Bisher hatte man bei der Bank damit gerechnet, das Betriebsergebnis bei etwa 3,5 Mrd. Euro stabil halten zu können. Nun rechnet die Erste Group für das Geschäftsjahr 2013 mit einem um 5 Prozent rückläufigen Betriebsergebnis. Schuld sind vor allem die enttäuschenden Wachstumsaussichten in Zentral- und Osteuropa sowie die nur kleinen Fortschritte beim konzerneigenen Sparprogramm.

Trotzdem will die Erste Group ihr Partizipationskapital von 1,76 Mrd. Euro vollständig zurückzahlen. Dabei geht es der Bank darum endlich die Finanzkrise hinter sich zu lassen, im Zuge derer die Erste Group Staatshilfen annehmen musste. Um die Rückzahlung stemmen zu können, sollen im dritten Quartal mit einer Kapitalerhöhung 660 Mio. Euro eingenommen werden. Damit will sich die Bank die Kosten des Partizipationskapitals sparen.

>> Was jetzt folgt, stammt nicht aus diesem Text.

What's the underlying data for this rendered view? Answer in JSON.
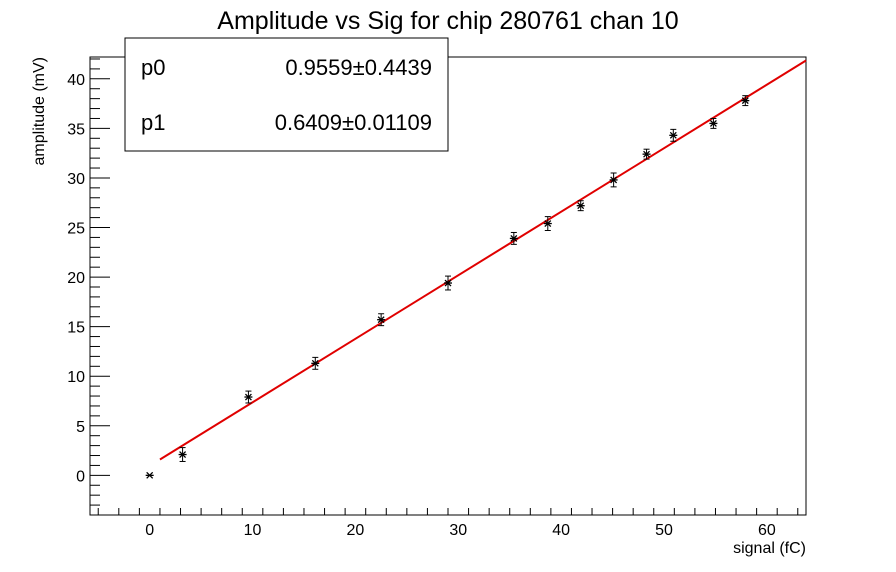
{
  "chart_data": {
    "type": "scatter",
    "title": "Amplitude vs Sig for chip 280761 chan 10",
    "xlabel": "signal (fC)",
    "ylabel": "amplitude (mV)",
    "xlim": [
      -5.8,
      63.8
    ],
    "ylim": [
      -4,
      42.2
    ],
    "xticks": [
      0,
      10,
      20,
      30,
      40,
      50,
      60
    ],
    "yticks": [
      0,
      5,
      10,
      15,
      20,
      25,
      30,
      35,
      40
    ],
    "grid": false,
    "series": [
      {
        "marker": "asterisk",
        "color": "#000000",
        "points": [
          {
            "x": 0.0,
            "y": 0.0,
            "err": 0.0
          },
          {
            "x": 3.2,
            "y": 2.1,
            "err": 0.7
          },
          {
            "x": 9.6,
            "y": 7.9,
            "err": 0.6
          },
          {
            "x": 16.1,
            "y": 11.3,
            "err": 0.6
          },
          {
            "x": 22.5,
            "y": 15.7,
            "err": 0.6
          },
          {
            "x": 29.0,
            "y": 19.4,
            "err": 0.7
          },
          {
            "x": 35.4,
            "y": 23.9,
            "err": 0.6
          },
          {
            "x": 38.7,
            "y": 25.4,
            "err": 0.7
          },
          {
            "x": 41.9,
            "y": 27.2,
            "err": 0.5
          },
          {
            "x": 45.1,
            "y": 29.8,
            "err": 0.7
          },
          {
            "x": 48.3,
            "y": 32.4,
            "err": 0.5
          },
          {
            "x": 50.9,
            "y": 34.3,
            "err": 0.6
          },
          {
            "x": 54.8,
            "y": 35.5,
            "err": 0.5
          },
          {
            "x": 57.9,
            "y": 37.8,
            "err": 0.5
          }
        ]
      }
    ],
    "fit": {
      "color": "#e00000",
      "x_range": [
        1.0,
        63.8
      ],
      "p0": 0.9559,
      "p1": 0.6409
    },
    "stats_box": {
      "placement": "top-left",
      "rows": [
        {
          "name": "p0",
          "value": "0.9559",
          "pm": "±",
          "error": "0.4439"
        },
        {
          "name": "p1",
          "value": "0.6409",
          "pm": "±",
          "error": "0.01109"
        }
      ]
    }
  }
}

Zudem sorgen neue Regulierungsvorschriften dafür, dass dessen Anrechenbarkeit zum harten Kernkapital abnimmt. Das Ziel lautet, bis Ende 2014 mit den geplanten Kapitalmaßnahmen unter Berücksichtigung der neuen Vorschriften nach Basel 3 auf eine harte Kernkapitalquote von 10,2 Prozent zu kommen. Ende März lag diese noch bei 9,6 Prozent.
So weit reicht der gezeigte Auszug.